• venerdì , 19 Aprile 2024

Subdoli tentativi di spoliazione della dirigenza scolastica

di Francesco G. Nuzzaci

Rassicuriamo subito il lettore che non riproporremo di certo le argomentazioni a sostegno dell’inclusione della dirigenza scolastica nel ruolo unico della dirigenza statale. Se ha bisogno dell’antefatto, potrà riportarsi ai nostri due interventi nei numeri di giugno e luglio 2014 di questa rivista. Perché – è il caso di dire – altro che ruolo unico!
E difatti l’ultima chicca è del sottosegretario Davide Faraone, dopo il fragore del suo esordio, sul valore formativo delle occupazioni studentesche: I dirigenti scolastici non devono essere dei manager, ma dei sindaci della comunità scolastica!

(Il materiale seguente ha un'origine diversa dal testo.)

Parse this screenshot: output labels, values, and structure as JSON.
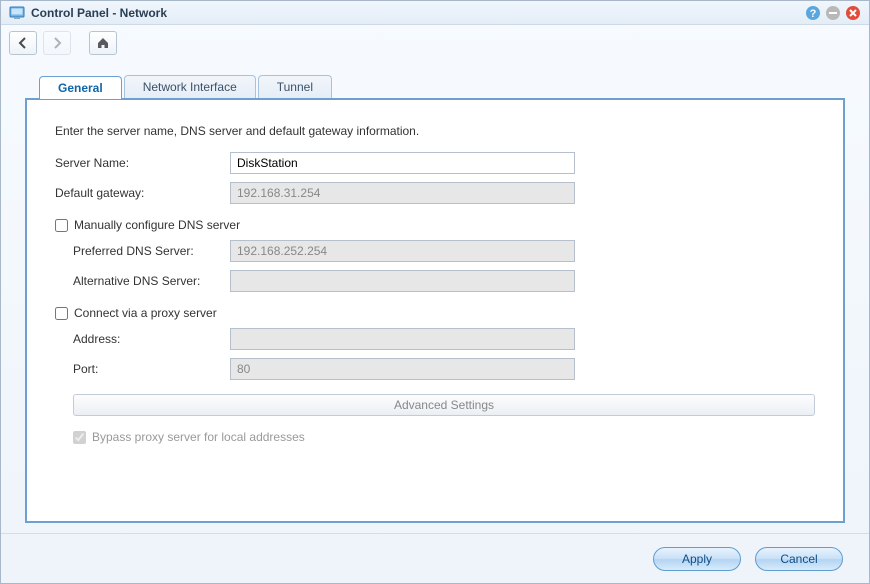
{
  "titlebar": {
    "title": "Control Panel - Network"
  },
  "tabs": {
    "general": "General",
    "network_interface": "Network Interface",
    "tunnel": "Tunnel"
  },
  "form": {
    "instruction": "Enter the server name, DNS server and default gateway information.",
    "server_name_label": "Server Name:",
    "server_name_value": "DiskStation",
    "default_gateway_label": "Default gateway:",
    "default_gateway_value": "192.168.31.254",
    "manual_dns_label": "Manually configure DNS server",
    "preferred_dns_label": "Preferred DNS Server:",
    "preferred_dns_value": "192.168.252.254",
    "alternative_dns_label": "Alternative DNS Server:",
    "alternative_dns_value": "",
    "proxy_label": "Connect via a proxy server",
    "proxy_address_label": "Address:",
    "proxy_address_value": "",
    "proxy_port_label": "Port:",
    "proxy_port_value": "80",
    "advanced_settings_label": "Advanced Settings",
    "bypass_proxy_label": "Bypass proxy server for local addresses"
  },
  "footer": {
    "apply": "Apply",
    "cancel": "Cancel"
  }
}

Ci sarebbe per intanto da domandarsi se il fedelissimo di Matteo Renzi abbia letto ciò che è scritto nel programma La buona scuola, laddove invece si vuole mantenere e rafforzare le indiscutibili competenze gestionali necessarie al dirigente scolastico per promuovere l’efficienza di un’organizzazione complessa, in uno con la valorizzazione e la salvaguardia delle competenze professionali connesse alla promozione della didattica e della qualificazione dell’offerta formativa, siccome pieno responsabile della gestione generale e della realizzazione del progetto di miglioramento definito sulla base della valutazione.

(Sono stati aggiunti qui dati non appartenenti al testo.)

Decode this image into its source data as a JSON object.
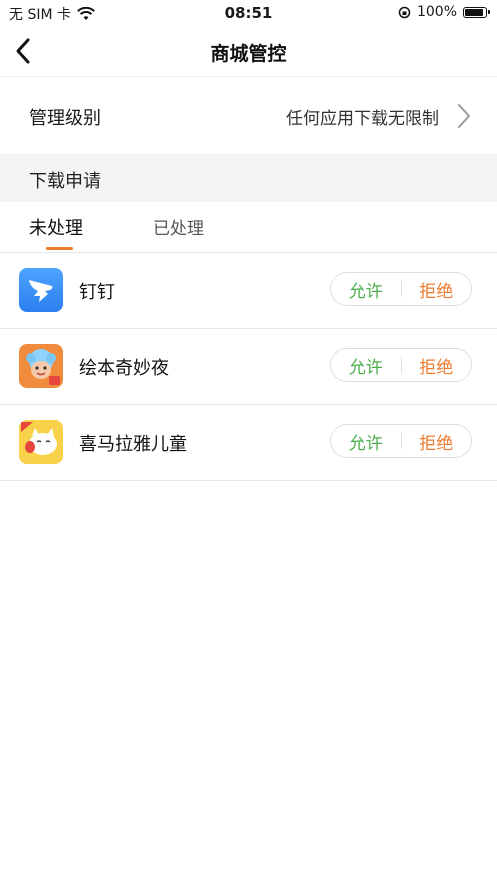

Sta di fatto che questo mirabile exploit – sempre che il nostro Presidente del Consiglio non abbia medio tempore mutato avviso – costituisce il più autorevole avallo alla proposta di legge d’iniziativa popolare, che sta velocemente circolando nelle scuole e sulla stampa: quella del preside elettivo; prontamente sostenuta dalla CGIL Scuola, il più forte sindacato di comparto, che già l’aveva lanciata negli anni Settanta del secolo scorso, nel mentre CISL, UIL e SNALS restano defilati, se non completamente silenti. CGIL che- grazie al mirabile autolesionismo dei colleghi – cumula un tasso di rappresentatività della categoria vicino al 55%, e quindi può fare e disfare le carte. Della dirigenza scolastica non gliene può fregar di meno!

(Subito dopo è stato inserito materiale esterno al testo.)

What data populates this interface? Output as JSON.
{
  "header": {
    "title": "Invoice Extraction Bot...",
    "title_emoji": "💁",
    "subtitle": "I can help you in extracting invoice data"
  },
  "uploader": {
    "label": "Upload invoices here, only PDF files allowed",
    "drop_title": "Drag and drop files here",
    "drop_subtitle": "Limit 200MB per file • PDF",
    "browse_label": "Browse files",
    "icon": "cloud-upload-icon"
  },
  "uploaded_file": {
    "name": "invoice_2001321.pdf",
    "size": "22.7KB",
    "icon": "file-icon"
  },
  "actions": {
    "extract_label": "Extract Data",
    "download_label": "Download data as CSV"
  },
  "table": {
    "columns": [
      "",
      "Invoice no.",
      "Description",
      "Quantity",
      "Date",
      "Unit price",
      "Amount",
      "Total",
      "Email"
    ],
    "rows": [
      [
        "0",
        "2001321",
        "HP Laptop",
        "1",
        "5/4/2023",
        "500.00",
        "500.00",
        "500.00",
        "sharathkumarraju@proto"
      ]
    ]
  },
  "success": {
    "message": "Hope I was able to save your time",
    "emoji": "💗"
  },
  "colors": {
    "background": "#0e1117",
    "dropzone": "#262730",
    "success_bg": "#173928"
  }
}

E difatti, con il pretesto di liberarla dalle molestie burocratiche che la astringono, la si vuole spogliare di tutte quelle competenze di tipo gestionale e organizzativo che costituiscono il connotato tipico di ogni dirigenza, sino a proporre -con piena coerenza, perché c’è una logica in questa follia- l’abrogazione secca dell’articolo 25 del D. LGS 165/01, punto o poco preoccupandosi che in tal modo si disintegra l’intero assetto dell’autonomia scolastica, peraltro costituzionalizzata, e di cui nella predetta proposta di legge non vi è la benché minima menzione. Di modo che il preside, completamente svincolato da ogni incombenza burocratico-amministrativa-contabile-negoziale, in una parola gestoria e organizzatoria, possa esclusivamente dedicarsi al coordinamento della didattica, secondo un modello già superato dai decreti delegati degli anni Settanta (cfr. art. 3 del D.P.R. 417/74, ora trasfuso nell’art. 396 del D.LGS 297/94) e risalente al Regio decreto 30.04.1924, n. 965, artt. 10 ss.: di un soggetto preposto alla conduzione – collegiale – della struttura didattica e – gerarchicamente sottoposto al provveditore – alla struttura amministrativa dell’istituto, con funzioni di sovraintendenza al buon andamento didattico, educativo e amministrativo.
E’ di tutta evidenza che – ragionandosi in una logica di sistema, che rifugge da facili accattivanti slogan – trattasi di pure farneticazioni, siano esse il frutto di ingenuità o di aperta malafede, quand’anche sembrino astrattamente una plausibile reazione nei confronti di chi tende alla completa omologazione della dirigenza scolastica con la dirigenza amministrativa, secondo il mantra per cui l’unica dirigenza vera è quella burocratica, garante della sola legittimità formale degli atti e della regolarità delle procedure, cioè legata alla cultura dell’esatto adempimento.